Something is very wrong with my mental state. I have been diagnosed with anxiety, severe depression and ADD. I will list some things that I have noticed with my behavior to my therapist. But all she does is connect it with already diagnosed issues. Most of the time it makes sense and other times it doesn't. I find myself desperately searching for an answer. I know something is very wrong, here are somethings i have noticed: I will find myself constantly fighting the urge to clean my already clean room, constantly asking someone if i am annoying or seeking reassurance but never believing them, purposely reopening a healing cut, i am starting to hear random noises (not voices), when entering a room with any number of people i feel they are judging me, I constantly look into a room before entering it, I was convinced people could read my mind, I was convinced someone was watching me through my phone and computer. That is just a few random ass examples, a couple of other major examples are not being able to shake sexual thoughts when they come up and always becoming questionable of my own judgement (basically having existential crisises)
I'm new,Please help me: Something is... - Above & Beyond - ...
I'm new,Please help me
Hi there ohwowlookatthat
Welcome to our Community.
Really sorry you're suffering like this. From what you've said part of your behaviour sounds like OCD but others are very different.

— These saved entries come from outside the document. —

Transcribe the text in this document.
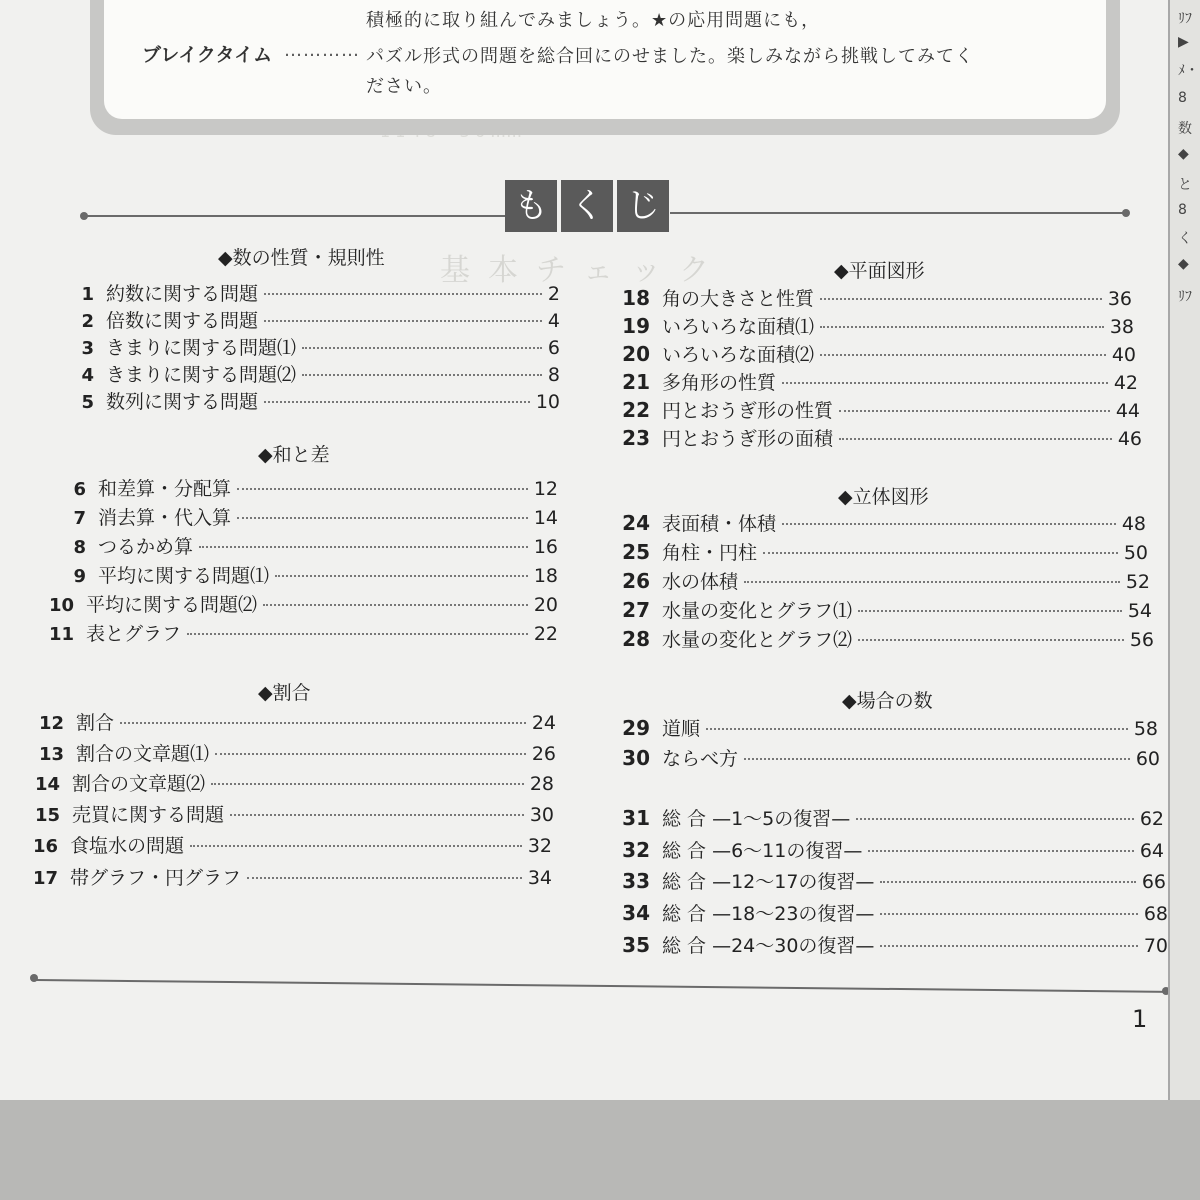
基本チェック
積極的に取り組んでみましょう。★の応用問題にも，
ブレイクタイム ………… パズル形式の問題を総合回にのせました。楽しみながら挑戦してみてく
ださい。
も く じ
◆数の性質・規則性
1 約数に関する問題	2
2 倍数に関する問題	4
3 きまりに関する問題⑴	6
4 きまりに関する問題⑵	8
5 数列に関する問題	10
◆和と差
6 和差算・分配算	12
7 消去算・代入算	14
8 つるかめ算	16
9 平均に関する問題⑴	18
10 平均に関する問題⑵	20
11 表とグラフ	22
◆割合
12 割合	24
13 割合の文章題⑴	26
14 割合の文章題⑵	28
15 売買に関する問題	30
16 食塩水の問題	32
17 帯グラフ・円グラフ	34
◆平面図形
18 角の大きさと性質	36
19 いろいろな面積⑴	38
20 いろいろな面積⑵	40
21 多角形の性質	42
22 円とおうぎ形の性質	44
23 円とおうぎ形の面積	46
◆立体図形
24 表面積・体積	48
25 角柱・円柱	50
26 水の体積	52
27 水量の変化とグラフ⑴	54
28 水量の変化とグラフ⑵	56
◆場合の数
29 道順	58
30 ならべ方	60
31 総 合 —1～5の復習—	62
32 総 合 —6～11の復習—	64
33 総 合 —12～17の復習—	66
34 総 合 —18～23の復習—	68
35 総 合 —24～30の復習—	70
1
ﾘﾌ
▶
ﾒ・
8
数
◆
と
8
く
◆
ﾘﾌ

Personally, I would ask your doctor to refer you to a psychiatrist rather than a therapist for diagnosis but remember you need to be totally honest with them and upfront about what's happening and do tell them what you've told us.
Keep in touch and let us know what's happening.
Take care
Chloe
Welcome. Follow Chloe's advice. You seem to have good insight into your symptoms.
To a once-fellow sufferer, your condition seems to manifest itself as complete lack of self-worth leading to extreme nervousness in many situations. I've been there. The sensible reply above seems like a right first step. Further, all i can say is, Try not to feel guilty about it!
i hope you get all the help you need.